Richelle Carey always knew she would have a baby when the time was right. The Emmy award–winning broadcast journalist was focused on her career and not yet married. Before she knew it, she was 43 years old, and her biological clock was ticking. “In my mind, I kept thinking, I will get married, and then I’ll have a baby, but that just never presented itself,” Carey says now. “Then it came to that, Okay, I need to be more intentional about this, because it’s not just happening in the order that you’re raised to think it’s supposed to happen.” Carey decided to freeze her eggs to buy herself more time. She didn’t end up using the frozen eggs until three years later, when she was 46.
Partly due to her age, she hadn’t been able to produce a large number of eggs—and her first in vitro fertilization (IVF) procedure, using a sperm donor, was unsuccessful. She considered trying again, but the cost was prohibitive and the chance of her actually becoming pregnant slim. Though disappointed, she remained hopeful. The next year, Carey started researching adoption options. At the time she was living in Doha, Qatar, which presented a few hurdles.
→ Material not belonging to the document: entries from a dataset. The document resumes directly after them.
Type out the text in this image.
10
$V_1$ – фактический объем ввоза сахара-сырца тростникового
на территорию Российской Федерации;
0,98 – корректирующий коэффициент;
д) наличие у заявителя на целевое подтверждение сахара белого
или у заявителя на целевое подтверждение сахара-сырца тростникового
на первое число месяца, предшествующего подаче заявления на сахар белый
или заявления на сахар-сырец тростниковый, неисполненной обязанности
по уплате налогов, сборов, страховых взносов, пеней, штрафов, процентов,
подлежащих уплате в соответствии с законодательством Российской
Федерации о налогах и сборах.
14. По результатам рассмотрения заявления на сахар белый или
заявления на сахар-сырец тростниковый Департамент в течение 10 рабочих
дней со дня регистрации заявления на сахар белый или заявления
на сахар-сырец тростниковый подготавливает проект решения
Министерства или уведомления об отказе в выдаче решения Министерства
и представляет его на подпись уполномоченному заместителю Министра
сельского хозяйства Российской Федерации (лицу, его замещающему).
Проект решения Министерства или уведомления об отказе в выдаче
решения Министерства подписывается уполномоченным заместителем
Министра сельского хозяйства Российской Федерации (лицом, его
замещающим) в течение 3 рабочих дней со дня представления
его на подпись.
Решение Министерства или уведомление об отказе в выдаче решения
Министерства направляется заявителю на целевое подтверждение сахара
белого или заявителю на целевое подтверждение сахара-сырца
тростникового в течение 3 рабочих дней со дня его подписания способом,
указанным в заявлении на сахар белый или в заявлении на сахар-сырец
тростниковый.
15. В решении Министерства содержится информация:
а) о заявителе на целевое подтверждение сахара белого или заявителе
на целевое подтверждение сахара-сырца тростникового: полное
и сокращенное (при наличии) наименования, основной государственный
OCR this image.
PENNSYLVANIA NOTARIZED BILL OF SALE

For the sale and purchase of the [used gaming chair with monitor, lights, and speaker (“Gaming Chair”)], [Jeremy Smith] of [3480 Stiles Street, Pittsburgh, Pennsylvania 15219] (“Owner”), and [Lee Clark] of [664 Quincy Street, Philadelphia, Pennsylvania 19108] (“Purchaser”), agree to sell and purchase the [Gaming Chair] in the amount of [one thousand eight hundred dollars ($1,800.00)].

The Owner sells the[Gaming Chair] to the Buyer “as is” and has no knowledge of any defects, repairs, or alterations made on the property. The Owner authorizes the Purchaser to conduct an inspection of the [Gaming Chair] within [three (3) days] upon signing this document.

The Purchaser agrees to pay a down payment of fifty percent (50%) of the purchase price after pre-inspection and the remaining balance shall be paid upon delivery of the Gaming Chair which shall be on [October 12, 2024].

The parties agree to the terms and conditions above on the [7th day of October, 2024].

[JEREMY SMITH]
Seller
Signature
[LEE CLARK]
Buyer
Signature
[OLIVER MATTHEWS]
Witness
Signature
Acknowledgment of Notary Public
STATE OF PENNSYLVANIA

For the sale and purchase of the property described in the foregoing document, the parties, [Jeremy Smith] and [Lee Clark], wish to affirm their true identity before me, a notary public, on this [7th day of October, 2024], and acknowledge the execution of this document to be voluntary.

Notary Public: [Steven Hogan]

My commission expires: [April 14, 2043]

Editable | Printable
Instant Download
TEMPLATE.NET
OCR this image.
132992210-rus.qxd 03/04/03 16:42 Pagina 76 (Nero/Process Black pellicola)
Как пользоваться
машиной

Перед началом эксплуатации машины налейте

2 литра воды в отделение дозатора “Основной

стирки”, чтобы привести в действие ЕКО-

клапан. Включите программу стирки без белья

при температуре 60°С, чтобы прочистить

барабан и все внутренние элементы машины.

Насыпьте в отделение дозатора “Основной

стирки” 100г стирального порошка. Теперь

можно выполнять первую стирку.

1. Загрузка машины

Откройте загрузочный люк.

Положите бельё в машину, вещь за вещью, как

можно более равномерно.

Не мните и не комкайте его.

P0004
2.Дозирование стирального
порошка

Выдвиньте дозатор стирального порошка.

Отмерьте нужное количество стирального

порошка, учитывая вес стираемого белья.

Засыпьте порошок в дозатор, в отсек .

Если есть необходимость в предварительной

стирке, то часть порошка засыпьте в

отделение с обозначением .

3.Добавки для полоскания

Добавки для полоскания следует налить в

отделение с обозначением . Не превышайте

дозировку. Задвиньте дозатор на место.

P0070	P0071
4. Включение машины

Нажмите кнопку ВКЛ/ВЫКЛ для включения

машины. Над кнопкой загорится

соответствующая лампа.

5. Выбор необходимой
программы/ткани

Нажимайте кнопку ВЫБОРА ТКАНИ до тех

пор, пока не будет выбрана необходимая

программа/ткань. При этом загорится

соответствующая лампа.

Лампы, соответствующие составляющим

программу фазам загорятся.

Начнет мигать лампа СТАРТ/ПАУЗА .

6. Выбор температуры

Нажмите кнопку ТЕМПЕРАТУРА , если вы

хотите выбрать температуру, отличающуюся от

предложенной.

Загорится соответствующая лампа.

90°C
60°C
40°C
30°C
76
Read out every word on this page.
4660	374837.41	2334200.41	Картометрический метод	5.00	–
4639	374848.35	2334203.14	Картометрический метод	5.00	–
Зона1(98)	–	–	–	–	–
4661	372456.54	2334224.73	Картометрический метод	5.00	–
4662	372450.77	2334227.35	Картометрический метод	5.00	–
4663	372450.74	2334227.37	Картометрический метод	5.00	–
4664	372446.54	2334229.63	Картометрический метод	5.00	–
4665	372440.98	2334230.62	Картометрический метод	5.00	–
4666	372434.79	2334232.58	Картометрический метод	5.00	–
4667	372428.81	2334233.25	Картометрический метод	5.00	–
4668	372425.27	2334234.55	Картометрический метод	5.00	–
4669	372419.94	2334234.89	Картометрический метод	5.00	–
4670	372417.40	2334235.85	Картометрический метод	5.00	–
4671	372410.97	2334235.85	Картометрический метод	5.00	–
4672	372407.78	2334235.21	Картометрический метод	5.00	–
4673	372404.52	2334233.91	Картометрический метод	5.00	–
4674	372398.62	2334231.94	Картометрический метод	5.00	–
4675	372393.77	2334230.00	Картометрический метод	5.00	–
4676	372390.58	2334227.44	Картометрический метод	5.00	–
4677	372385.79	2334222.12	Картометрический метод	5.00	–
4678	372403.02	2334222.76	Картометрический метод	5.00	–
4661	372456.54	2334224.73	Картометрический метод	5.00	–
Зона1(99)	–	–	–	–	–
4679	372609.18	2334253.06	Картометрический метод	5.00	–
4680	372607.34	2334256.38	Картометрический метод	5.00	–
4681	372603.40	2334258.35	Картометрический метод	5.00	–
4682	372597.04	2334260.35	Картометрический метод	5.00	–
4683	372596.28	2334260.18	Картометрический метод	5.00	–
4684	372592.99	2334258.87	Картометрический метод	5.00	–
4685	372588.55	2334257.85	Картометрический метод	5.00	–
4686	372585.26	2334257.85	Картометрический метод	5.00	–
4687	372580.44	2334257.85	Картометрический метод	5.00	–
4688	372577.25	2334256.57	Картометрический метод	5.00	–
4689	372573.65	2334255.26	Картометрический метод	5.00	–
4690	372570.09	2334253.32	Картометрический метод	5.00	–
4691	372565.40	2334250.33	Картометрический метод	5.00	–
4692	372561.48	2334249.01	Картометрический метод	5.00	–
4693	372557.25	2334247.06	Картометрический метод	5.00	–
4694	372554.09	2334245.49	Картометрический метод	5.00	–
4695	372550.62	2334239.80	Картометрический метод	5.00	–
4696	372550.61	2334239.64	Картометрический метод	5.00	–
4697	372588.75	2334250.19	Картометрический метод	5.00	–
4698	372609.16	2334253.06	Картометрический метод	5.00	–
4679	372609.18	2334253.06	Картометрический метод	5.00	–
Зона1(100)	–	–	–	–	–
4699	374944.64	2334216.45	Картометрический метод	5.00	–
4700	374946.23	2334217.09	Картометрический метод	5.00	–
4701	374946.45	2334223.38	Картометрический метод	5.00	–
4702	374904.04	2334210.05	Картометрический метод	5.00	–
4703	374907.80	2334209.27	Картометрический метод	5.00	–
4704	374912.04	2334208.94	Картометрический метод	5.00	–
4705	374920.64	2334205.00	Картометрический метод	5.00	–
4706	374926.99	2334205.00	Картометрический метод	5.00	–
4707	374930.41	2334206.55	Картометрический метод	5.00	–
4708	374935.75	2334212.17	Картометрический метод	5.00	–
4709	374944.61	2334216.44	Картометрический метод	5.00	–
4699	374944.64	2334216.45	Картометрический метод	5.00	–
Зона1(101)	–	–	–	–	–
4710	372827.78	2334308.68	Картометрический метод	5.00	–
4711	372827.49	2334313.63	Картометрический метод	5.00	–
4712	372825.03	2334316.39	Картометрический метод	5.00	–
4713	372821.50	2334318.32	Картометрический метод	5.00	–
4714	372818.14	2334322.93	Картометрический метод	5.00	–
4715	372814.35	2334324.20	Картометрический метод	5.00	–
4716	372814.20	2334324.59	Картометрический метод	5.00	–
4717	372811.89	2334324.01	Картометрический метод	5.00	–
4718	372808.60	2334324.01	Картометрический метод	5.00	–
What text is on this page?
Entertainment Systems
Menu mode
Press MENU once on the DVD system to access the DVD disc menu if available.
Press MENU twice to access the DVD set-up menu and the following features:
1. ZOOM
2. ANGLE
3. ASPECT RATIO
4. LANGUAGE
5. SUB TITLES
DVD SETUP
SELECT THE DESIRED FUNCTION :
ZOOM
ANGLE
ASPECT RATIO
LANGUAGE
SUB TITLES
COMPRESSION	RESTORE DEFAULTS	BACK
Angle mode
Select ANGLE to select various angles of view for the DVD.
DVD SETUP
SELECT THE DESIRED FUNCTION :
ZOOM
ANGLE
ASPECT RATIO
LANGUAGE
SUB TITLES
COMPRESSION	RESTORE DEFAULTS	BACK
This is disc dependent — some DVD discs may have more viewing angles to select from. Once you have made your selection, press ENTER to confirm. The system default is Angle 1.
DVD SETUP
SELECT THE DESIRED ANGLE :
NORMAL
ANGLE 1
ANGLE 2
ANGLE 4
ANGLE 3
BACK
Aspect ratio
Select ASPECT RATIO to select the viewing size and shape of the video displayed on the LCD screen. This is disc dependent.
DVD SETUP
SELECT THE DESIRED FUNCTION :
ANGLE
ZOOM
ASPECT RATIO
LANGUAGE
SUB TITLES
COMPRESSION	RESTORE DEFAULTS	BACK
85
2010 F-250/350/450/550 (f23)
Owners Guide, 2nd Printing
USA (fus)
Those seeking to adopt are responsible for hiring a social worker. If she were living in the United States, she could have more easily found a social worker to conduct her home study—a comprehensive screening of prospective adoptive parents that must occur prior to approval for adoption. Living overseas, she ended up using one who was based in Germany and whom she had to fly to Doha to complete the inspection. Another challenge was finding a U.S. agency that would work with her despite the fact that she lived abroad. Miraculously, she was able to get on the waiting list of an agency in Texas—and was approved to become an adoptive parent in late 2018.
But after a couple who was giving up their baby for adoption declined, most likely because she lived too far away, “I think I was probably more disappointed about that than I had been about the IVF not working,” Carey says. “I knew the IVF was a long shot, and I’d prepared myself for that. But with this letdown, I was kind of like, Huh. This is going to be harder than I thought.” Even so, she remained positive. She started to consider whether she needed to move back to the States. “I tried to tell myself that the right baby would find me,” she says, “and that’s what ended up happening.”
In 2020, Carey left her job as an Al Jazeera English anchor and moved back to her hometown of Houston so that she could finally adopt. And in March 2021, she received a call from the adoption agency she was working with, saying that a birth mother who had a 6-week-old baby was interested in meeting her.
Carey drove to Dallas to meet the birth mother the very next day. She knew at once that little Avery was the baby she’d been waiting for. The following morning, Carey told the agency that she wanted to adopt him—and within four days, he was home with her. Since then, Avery, who is now 1 year old, and Carey, who turned 50 in October, have been living with her parents in their guest home in Houston. “If you told me that at 50 years old, I would be a single mom living in my parents’ guest house, I would think that I had screwed up my life,” says Carey, laughing. “But actually everything turned out perfectly, so it’s the exact opposite.”